Child grew up here, and found his passion for stonemasonry early on. He started at 17 as a tender for a mason who used to work for renowned Island master mason Lew French. After three years, Child went to work with his brother, who owns a company on the Island. After about 10 to 12 years, Child followed his dream to start his own business, taking on both small and large projects. “No task is too big for me,” he reports. “My health is part of it now, though. But that’s the thing about the work. I enjoy it so much, honestly, it doesn’t feel like work.”

Nonetheless, these days, Child’s ill health has disrupted his ability to focus entirely on his passion. “It was all I thought about before, but I loved it so much, it wasn’t a bad thing. It did consume every waking moment of my life. With this, it’s changed my perspective in terms of putting my health forward. It doesn’t all revolve around the job anymore.”

“I’m trying to live as normal a life as possible,” he continues. “Having the catheter means I can’t lift as much as I used to. I’m trying to work with it, not against it.” He has found ways of coping, such as using more equipment to assist him. “I’m trying to have it not run my life, but to learn to live with it. But it’s there every second now.”

Child’s day starts with dialysis first thing in the morning. For now, the second one can wait until he comes home from work. Then there is one more round to go later in the evening. Child is accepting of the process, saying, “I can’t step away from it, but that’s what it is right now.” 

To handle the stress, he admits, he has to compartmentalize: “I know this is happening, that it’s very real. But if I dwell on it, it could take over. For me, it’s all about staying positive and not having it be the only thing going on in my life.” Child also finds watching light comic movies helps to keep him laughing about things. And he does always have his fishing.

But the reality is ever present. 

“Once you start dialysis, there’s not too much longevity,” Child says. “I need a kidney, is the bottom line. On dialysis, it doesn’t get better. It only gets worse.”

Child feels it is essential to get the word out not just about his situation, but given the odds of being on a donor waiting list, others on the Island need organ donations, too. If you or someone you know can help, it is a profound way to give back to the Island community. 


Visit the Mass. General Hospital website at mghlivingdonors.org, where Jesse Cottle Childs is listed.

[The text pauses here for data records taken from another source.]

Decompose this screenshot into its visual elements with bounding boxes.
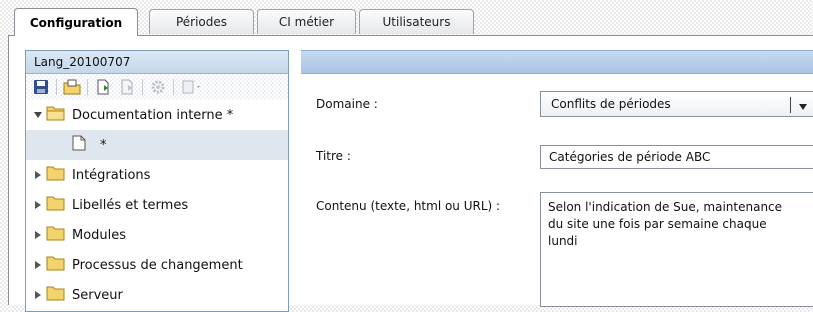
tree-node-label: Documentation interne * (72, 107, 234, 123)
domain-selected-value: Conflits de périodes (551, 97, 671, 111)
tree-node-processus-de-changement[interactable]: Processus de changement (26, 250, 288, 280)
details-header-bar (301, 50, 813, 74)
tab-ci-metier[interactable]: CI métier (257, 9, 356, 34)
tree-node-integrations[interactable]: Intégrations (26, 160, 288, 190)
content-label: Contenu (texte, html ou URL) : (316, 199, 501, 213)
tab-utilisateurs[interactable]: Utilisateurs (359, 9, 474, 34)
tree-node-serveur[interactable]: Serveur (26, 280, 288, 310)
copy-icon[interactable] (118, 78, 136, 96)
collapse-arrow-icon[interactable] (32, 109, 44, 121)
tree-node-label: Modules (72, 227, 127, 243)
toolbar-separator (173, 79, 174, 95)
title-label: Titre : (316, 149, 351, 163)
domain-label: Domaine : (316, 97, 378, 111)
tree-node-label: Processus de changement (72, 257, 243, 273)
new-document-icon[interactable] (94, 78, 112, 96)
tree-node-new-document[interactable]: * (26, 130, 288, 160)
domain-select[interactable]: Conflits de périodes (540, 91, 813, 117)
toolbar-separator (56, 79, 57, 95)
expand-arrow-icon[interactable] (32, 169, 44, 181)
tree-node-label: Serveur (72, 287, 123, 303)
settings-icon[interactable] (149, 78, 167, 96)
expand-arrow-icon[interactable] (32, 229, 44, 241)
tree-node-label: * (100, 137, 107, 153)
save-icon[interactable] (32, 78, 50, 96)
title-input[interactable]: Catégories de période ABC (540, 145, 813, 169)
document-icon (72, 135, 86, 155)
content-textarea[interactable]: Selon l'indication de Sue, maintenance d… (540, 192, 813, 307)
expand-arrow-icon[interactable] (32, 259, 44, 271)
tree-node-documentation-interne[interactable]: Documentation interne * (26, 100, 288, 130)
tab-periodes[interactable]: Périodes (149, 9, 254, 34)
tree-node-label: Intégrations (72, 167, 151, 183)
document-tree: Documentation interne * * Intégrations L… (26, 100, 288, 310)
export-icon[interactable] (180, 78, 204, 96)
tree-node-label: Libellés et termes (72, 197, 189, 213)
tree-node-libelles-et-termes[interactable]: Libellés et termes (26, 190, 288, 220)
tab-configuration[interactable]: Configuration (14, 8, 138, 36)
folder-icon (46, 225, 66, 245)
expand-arrow-icon[interactable] (32, 199, 44, 211)
folder-icon (46, 165, 66, 185)
folder-icon (46, 285, 66, 305)
tree-node-modules[interactable]: Modules (26, 220, 288, 250)
chevron-down-icon[interactable] (798, 100, 808, 114)
toolbar-separator (87, 79, 88, 95)
select-divider (790, 97, 791, 113)
tree-toolbar (26, 74, 288, 100)
folder-icon (46, 255, 66, 275)
document-tree-panel: Lang_20100707 Documentation interne * * … (25, 50, 289, 312)
folder-open-icon (46, 105, 66, 125)
panel-title: Lang_20100707 (26, 51, 288, 74)
expand-arrow-icon[interactable] (32, 289, 44, 301)
folder-icon (46, 195, 66, 215)
toolbar-separator (142, 79, 143, 95)
open-folder-icon[interactable] (63, 78, 81, 96)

  1. Hang in there, Jesse. We are going to find you your donor and get you a new kidney.
    Come on MV, let’s do this!

  2. Where do we go to be tested. There should be a registry at the hospital with the island organ donors with appropriate medical information.

  3. Jessie Child,
    My husband, Brent Delehey, has donated a kidney. He started a chain of kidney donors and recipients. In other words, you do NOT need to personally know and match with a kidney donor.
    To find out more about this kidney donation chain, pease go to the National Kidney registry https://www.kidneyregistry.org/. My husband Brent is happy to talk with you. You can email him at delehey@gmail.com. He has helped many people connect with kidney donors on the chain.
    We hope to hear from you soon!

  4. The National Kidney Registry forms are available online, and easy to fill out. This will determine if you will be able to be a donor. A mentor will call you. Labs will be arranged. A network of experience, dedication, skill and love.

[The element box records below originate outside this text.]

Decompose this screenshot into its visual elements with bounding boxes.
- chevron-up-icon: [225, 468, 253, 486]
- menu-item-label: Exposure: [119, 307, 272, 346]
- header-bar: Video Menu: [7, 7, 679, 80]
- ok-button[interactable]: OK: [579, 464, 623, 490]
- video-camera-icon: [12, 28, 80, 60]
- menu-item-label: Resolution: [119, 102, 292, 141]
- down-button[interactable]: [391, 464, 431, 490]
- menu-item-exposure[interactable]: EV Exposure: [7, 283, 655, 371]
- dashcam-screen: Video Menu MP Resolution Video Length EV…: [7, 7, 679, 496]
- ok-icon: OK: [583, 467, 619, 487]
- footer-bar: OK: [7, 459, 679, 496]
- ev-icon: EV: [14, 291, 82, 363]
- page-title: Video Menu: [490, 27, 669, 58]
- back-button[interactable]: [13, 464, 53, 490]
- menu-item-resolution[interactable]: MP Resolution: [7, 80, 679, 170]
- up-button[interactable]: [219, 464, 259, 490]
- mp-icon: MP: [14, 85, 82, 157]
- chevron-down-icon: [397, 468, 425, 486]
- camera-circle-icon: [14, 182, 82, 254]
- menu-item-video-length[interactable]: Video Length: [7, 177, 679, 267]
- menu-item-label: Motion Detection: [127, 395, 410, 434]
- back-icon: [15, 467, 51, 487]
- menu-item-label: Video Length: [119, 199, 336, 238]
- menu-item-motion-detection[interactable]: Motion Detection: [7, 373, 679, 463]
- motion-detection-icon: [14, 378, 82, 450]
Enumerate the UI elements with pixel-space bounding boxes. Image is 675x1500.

  5. The National Kidney Register information is easy to fill out. Whether or not you are a candidate to donate will be revealed, and there is a network of support which immediately kicks in.

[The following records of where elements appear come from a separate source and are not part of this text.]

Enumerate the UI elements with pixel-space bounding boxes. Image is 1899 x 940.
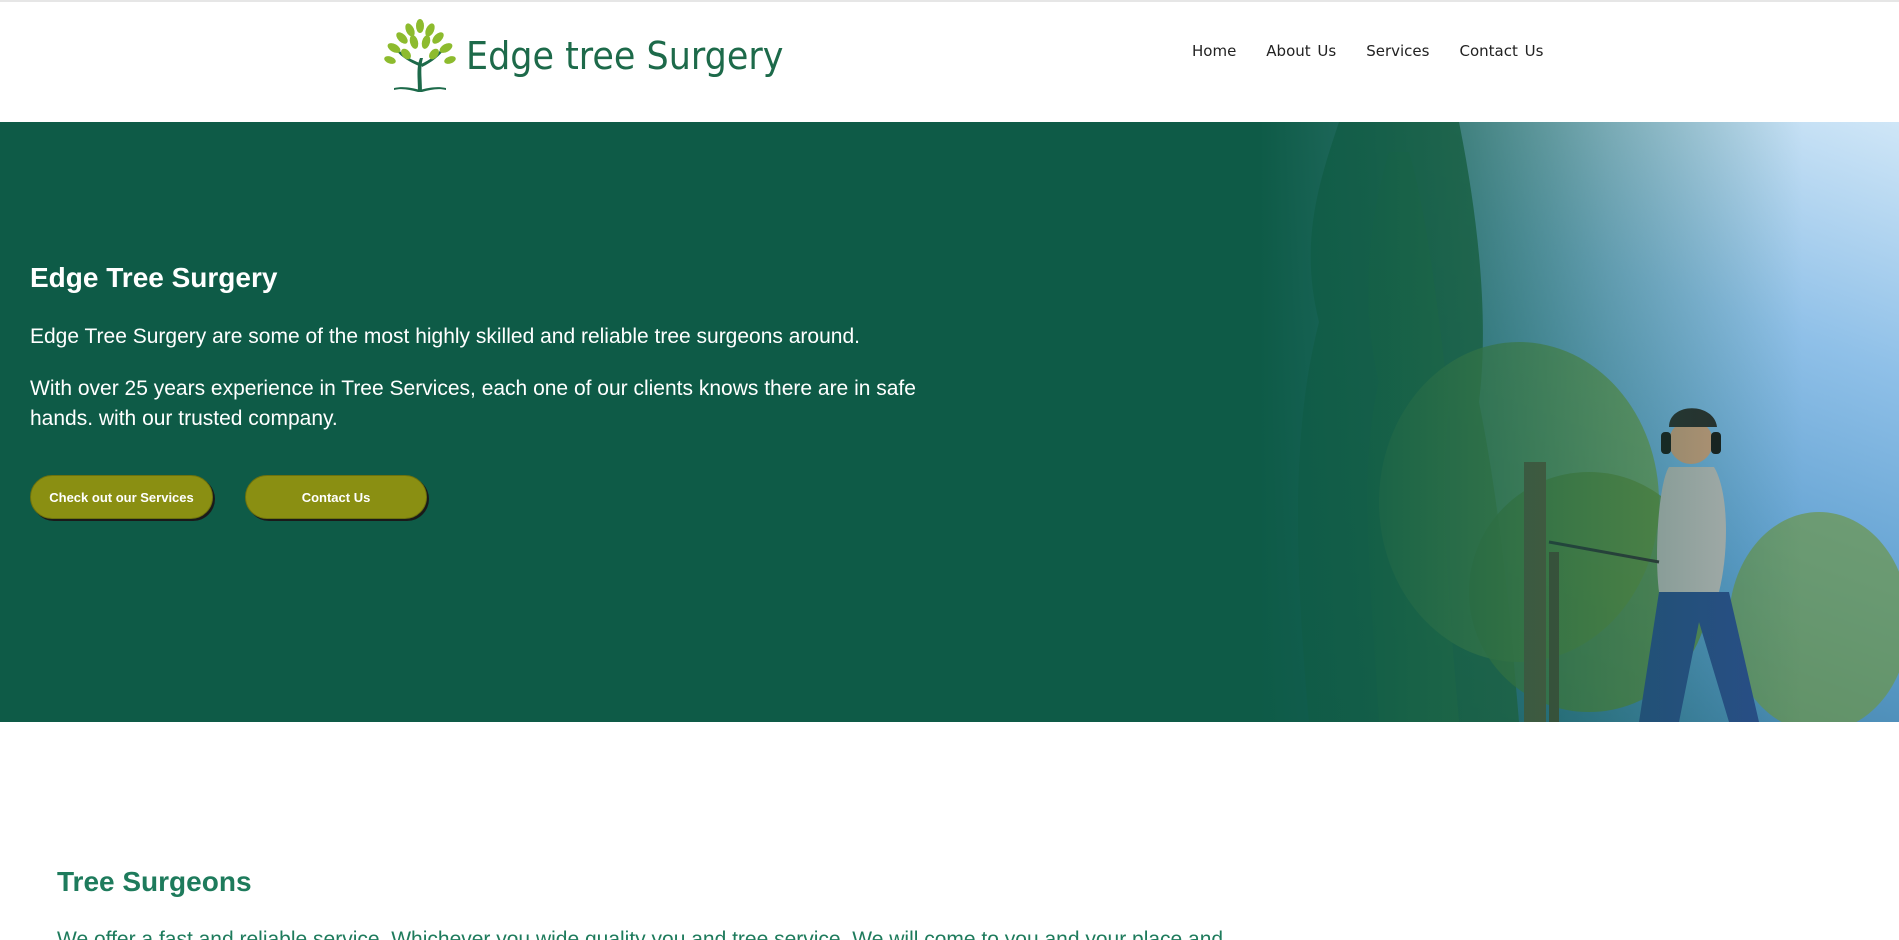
- hero-banner: Edge Tree Surgery Edge Tree Surgery are …: [0, 122, 1899, 722]
- hero-photo: [1259, 122, 1899, 722]
- nav-home[interactable]: Home: [1192, 42, 1236, 60]
- contact-us-button[interactable]: Contact Us: [245, 475, 427, 519]
- hero-paragraph-1: Edge Tree Surgery are some of the most h…: [30, 325, 860, 348]
- section-paragraph: We offer a fast and reliable service. Wh…: [57, 928, 1224, 940]
- logo[interactable]: Edge tree Surgery: [380, 18, 811, 94]
- tree-logo-icon: [384, 19, 456, 92]
- site-header: Edge tree Surgery Home About Us Services…: [0, 2, 1899, 121]
- nav-about-us[interactable]: About Us: [1266, 42, 1336, 60]
- services-button[interactable]: Check out our Services: [30, 475, 213, 519]
- brand-name: Edge tree Surgery: [466, 34, 784, 78]
- section-title: Tree Surgeons: [57, 866, 252, 897]
- nav-services[interactable]: Services: [1366, 42, 1429, 60]
- main-nav: Home About Us Services Contact Us: [1192, 42, 1573, 60]
- hero-paragraph-2: With over 25 years experience in Tree Se…: [30, 377, 916, 430]
- nav-contact-us[interactable]: Contact Us: [1459, 42, 1543, 60]
- hero-title: Edge Tree Surgery: [30, 262, 278, 293]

  6. The National Kidney Register information is easy to fill out. Whether or not you are a candidate to donate will be revealed, and there is a network of support which immediately kicks in.

  7. The National Kidney Register information is easy to fill out. Whether or not you are a candidate to donate will be revealed, and there is a network of support which immediately kicks in.

  8. As someone with several chronic illnesses, I am rooting for you, Jesse! Your bravery is an inspiration. Fingers crossed for you and good suggestions in these comments that can hopefully start the chain to a positive outcome for you.